L’hôtesse a hésité à maintenir ce repas traditionnel. Son frère se meurt d’un cancer dans une clinique à Bordeaux. Il souhaiterait finir ses jours là où il les a commencé, en Côte-d’Ivoire tout en étant enterré au Liban, son pays. Compliqué : comment concilier des identités en millefeuilles ?

Sitôt le sohbiye terminé, tout le monde se lève et disparaît. Avant de quitter, une amie de la famille qui porte le doux nom de Sirène prend ma tasse de café, la renverse puis « traduit » les dessins laissés par le marc. « Tu vas recevoir une belle somme d’argent (Alhamdullilha), tu hésites entre deux voies, l’une te donnera la joie (laquelle mystère !) et tu rencontreras une femme aux long cheveux et enceinte ». Jeune mariée, Sirène a une belle chevelure brun roux. C’est elle la femme enceinte que je dois rencontrer, j’en suis sûre ! A mon tour, je joue les madames Soleil et lui prédit l'arrivée prochaine d'un bébé. Elle sourit et reprend du Kénifé : « pour le futur enfant » A propos, aujourd'hui, jour de printemps, c’est aussi la fête des mamans au Liban.

jeudi 20 mars 2008

Laure et Joseph

« Accepterais-tu de relirrrrre mon manuscrrrrrit ? »
Ça me pompe ! Je suis d’une humeur de chien et n’ai aucune envie de parcourir la centaine de pages écrites par la Doyenne de la faculté des sciences de l’Education.
Mais comment dire non à cette voix qui chante au téléphone ?
« Oui, bien sûr je lirai votre document avec plaisir »
Je peste.

Nous avons rendez-vous au Café des Lettres pour la remise du texte à corriger. Nada est une Libanaise d’une quarantaine d’années. Un visage long, étrangement rectangulaire posé sur un corps immense et mince. Silhouette d’échassier, toute vêtue de noir. Quand elle marche on dirait une danseuse
Je tente d’être aimable sans vraiment me convaincre moi-même et rentre au studio avec le manuscrit sous le bras. Me voici à ma table de travail, le crayon rouge affûté, prête à dézinguer, griffonner, gribouiller. Véritable sniper de la correction, je ne laisserai rien passer.
Et puis dès les premières phrases, le charme agit. Des phrases simples et limpides se succèdent pour raconter l’histoire de Joseph et Laure, les parents de la Doyenne de la faculté des sciences de l’Education. Un récit d’engagement humaniste au sein d'un couple soudé par un amour profond.
La mère de Nadia, née en 1929, décédée en 1997, fut une grande figure de la lutte pour les droits des femmes au Liban et dans le monde arabe (membre du Comité des droits de l’homme de l’Onu, vice-présidente du Conseil International des Femmes, vice-présidente de la Fédération Arabe des Femmes et présidente du Conseil National Libanais pour les femmes).
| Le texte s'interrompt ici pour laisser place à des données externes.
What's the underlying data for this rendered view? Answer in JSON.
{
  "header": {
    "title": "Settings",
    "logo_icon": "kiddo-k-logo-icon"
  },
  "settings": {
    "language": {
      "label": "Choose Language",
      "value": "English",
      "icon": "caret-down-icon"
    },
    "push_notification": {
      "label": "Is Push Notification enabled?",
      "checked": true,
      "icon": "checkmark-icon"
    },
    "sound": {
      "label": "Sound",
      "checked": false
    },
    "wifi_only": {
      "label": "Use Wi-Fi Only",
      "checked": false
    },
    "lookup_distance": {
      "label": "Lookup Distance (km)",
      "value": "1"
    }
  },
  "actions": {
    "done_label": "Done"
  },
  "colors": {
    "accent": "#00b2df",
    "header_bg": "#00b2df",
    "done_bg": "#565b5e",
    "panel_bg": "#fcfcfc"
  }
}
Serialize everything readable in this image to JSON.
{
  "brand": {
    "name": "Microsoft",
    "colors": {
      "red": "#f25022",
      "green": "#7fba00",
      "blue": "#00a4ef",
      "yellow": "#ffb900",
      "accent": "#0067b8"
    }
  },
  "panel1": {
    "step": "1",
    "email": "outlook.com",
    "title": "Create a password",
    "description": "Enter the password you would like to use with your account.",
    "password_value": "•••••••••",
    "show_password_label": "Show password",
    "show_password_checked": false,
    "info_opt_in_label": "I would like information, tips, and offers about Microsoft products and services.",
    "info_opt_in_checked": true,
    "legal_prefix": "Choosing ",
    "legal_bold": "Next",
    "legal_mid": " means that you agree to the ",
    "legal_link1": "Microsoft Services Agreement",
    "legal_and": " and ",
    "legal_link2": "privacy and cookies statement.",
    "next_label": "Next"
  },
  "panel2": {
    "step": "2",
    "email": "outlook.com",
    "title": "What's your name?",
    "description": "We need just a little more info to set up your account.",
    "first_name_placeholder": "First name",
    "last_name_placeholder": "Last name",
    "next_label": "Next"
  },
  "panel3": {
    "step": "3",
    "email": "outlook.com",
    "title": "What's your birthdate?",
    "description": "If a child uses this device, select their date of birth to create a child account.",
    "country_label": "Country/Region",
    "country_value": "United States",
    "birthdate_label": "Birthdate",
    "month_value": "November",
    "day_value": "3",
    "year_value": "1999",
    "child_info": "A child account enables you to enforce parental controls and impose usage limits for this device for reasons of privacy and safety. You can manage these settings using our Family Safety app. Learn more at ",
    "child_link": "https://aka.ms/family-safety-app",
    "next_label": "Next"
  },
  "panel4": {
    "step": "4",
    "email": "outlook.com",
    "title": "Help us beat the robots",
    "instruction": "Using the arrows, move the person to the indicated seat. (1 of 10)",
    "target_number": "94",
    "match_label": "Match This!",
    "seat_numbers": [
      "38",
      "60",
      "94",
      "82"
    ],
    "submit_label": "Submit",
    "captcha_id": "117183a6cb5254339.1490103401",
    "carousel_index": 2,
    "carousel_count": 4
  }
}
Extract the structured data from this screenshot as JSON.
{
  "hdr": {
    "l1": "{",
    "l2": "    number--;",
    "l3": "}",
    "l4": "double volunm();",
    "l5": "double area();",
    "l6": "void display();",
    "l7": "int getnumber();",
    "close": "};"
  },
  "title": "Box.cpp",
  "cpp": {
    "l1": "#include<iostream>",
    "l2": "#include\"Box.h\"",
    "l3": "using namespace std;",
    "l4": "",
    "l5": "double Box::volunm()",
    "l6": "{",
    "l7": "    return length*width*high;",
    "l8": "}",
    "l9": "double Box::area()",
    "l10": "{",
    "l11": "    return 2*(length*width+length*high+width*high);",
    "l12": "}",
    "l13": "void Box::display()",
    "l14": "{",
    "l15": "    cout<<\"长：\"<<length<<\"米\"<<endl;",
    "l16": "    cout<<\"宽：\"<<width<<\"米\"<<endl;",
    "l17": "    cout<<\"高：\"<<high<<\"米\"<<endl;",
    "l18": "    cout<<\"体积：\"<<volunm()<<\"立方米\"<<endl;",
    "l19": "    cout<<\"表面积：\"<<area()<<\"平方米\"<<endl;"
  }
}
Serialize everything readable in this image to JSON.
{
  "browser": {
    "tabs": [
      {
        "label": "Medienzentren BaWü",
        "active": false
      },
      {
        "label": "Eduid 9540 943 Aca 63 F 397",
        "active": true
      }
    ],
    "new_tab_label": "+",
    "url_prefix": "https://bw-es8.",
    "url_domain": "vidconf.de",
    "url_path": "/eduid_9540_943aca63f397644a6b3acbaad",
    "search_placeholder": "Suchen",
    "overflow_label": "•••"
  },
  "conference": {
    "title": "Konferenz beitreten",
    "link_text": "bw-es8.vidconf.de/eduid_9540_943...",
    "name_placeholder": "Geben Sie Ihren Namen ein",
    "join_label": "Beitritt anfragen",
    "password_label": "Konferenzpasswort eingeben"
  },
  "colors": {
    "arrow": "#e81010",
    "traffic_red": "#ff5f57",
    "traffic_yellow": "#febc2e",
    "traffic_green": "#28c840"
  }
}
Je la vois à travers les mots de sa fille : élégante, attentive au détail, férue d'arts et de lettres, recevant peintres et romanciers à sa table, belle certainement et surtout amoureuse jusqu’à la fin d’un grand enfant idéaliste… Elle l'a rencontré sur un lit d'hopital, il avait pris un mauvais coup lors d'une manifestation.
Joseph, le père, fut un avocat réputé, activiste des droits humains, fondateur en 1969 du Parti Démocratique Libanais et président de l’Association Libanaise des Droits de l’Homme. Il mourut en 1995, au lendemain de sa nomination comme ministre de l’Environnement dans le gouvernement de Rafic Hariri Leur fille les présente par petites touches, à travers des anecdotes qui dévoilent une maison du bonheur, malgré la guerre civile et le suicide d’une de leur fille. Le texte dégage tant d’amour…
Je me la joue plus modeste lors de notre deuxième rendez-vous avec Nada, dans un bar cosy installé à l’étage d’une ancienne demeure beyrouthine. Nada répond avec douceur à toutes mes questions sur Laure et Joseph, le secret de leur couple, le moteur de leur engagement… Toujours cette voix chantante. C’est magnifique de parvenir à travers les mots à faire aimer aux lecteurs, en l’occurrence à une lectrice mal lunée, ces inconnus célèbres, ses parents Laure et Joseph Moghaizel.

samedi 15 mars 2008

Souk à Saïda

Je traîne ma tristesse dans le souk de Saïda. L’odeur de pain chaud se mêle à celle du café moulu. Des poulets décapités pendent à des crochets de fer. Les rougets, gueule ouverte, me fixent de leur yeux vitreux. Plus loin, les alignements sages de chaussettes succèdent aux piles de soutiens gorges couleurs pastels, taille 95D.
Deux femmes négocient leurs foulards : mordoré avec de fines dentelles pour la mère, en nylon rouge vif pour la fille.
Sur la route asphaltée, au milieu des voitures surgit soudain un cavalier au galop, créant un joyeux bordel dans la circulation déjà congestionnée.
A Saïda, l'ex-Premier ministre Rafic Hariri veille du haut d'immenses affiches. Photos en pieds, portrait en solo ou avec son fils, le miliardaire sunnite est partout. L'arôme vanillé des patisseries m'écoeurent. Je quitte le centre pour la mer. La digue est longue, le vent glacé et le soleil agressif. Un bataillon de mouettes au garde-à-vous tournent le dos aux flots émeraudes. Les oiseaux attendent je ne sais quoi. Moi aussi j’attends.
J'attends que le vent apaise mes remous intérieurs. Je t'attends...

dimanche 9 mars 2008

« J’ai rencontré Arafat »

Ahmad évoque la rencontre sans forfanterie. Fin des années 70, le Liban se trouve plongé dans la tourmente de la guerre civile. L’OLP a encore son siège à Beyrouth. Les Syriens sont arrivés en 1976 et les Israéliens en 1978. Il y a aussi des marines américains, des soldats français, des Italiens... Bientôt, les Iraniens pousseront leurs pions. Le Pays du Cèdre est alors un terrain de jeu pour tous les acteurs régionaux et internationaux de la Guerre froide. Ahmad, à peine sorti de l’adolescence, joue encore au foot. Un après-midi, sur le stade où il dribble, apparaît un homme barbu coiffé d’un keffieh noir et blanc. C’est Yasser Arafat. Poignée de mains, échanges de propos autour du foot, de la politique, de la guerre… Quelques semaines plus tard, Ahmad rejoint les partisans libanais des fedayins palestiniens. On l’entraîne au maniement de l’AK47, il coiffe lui aussi le keffieh et professe des idées marxistes.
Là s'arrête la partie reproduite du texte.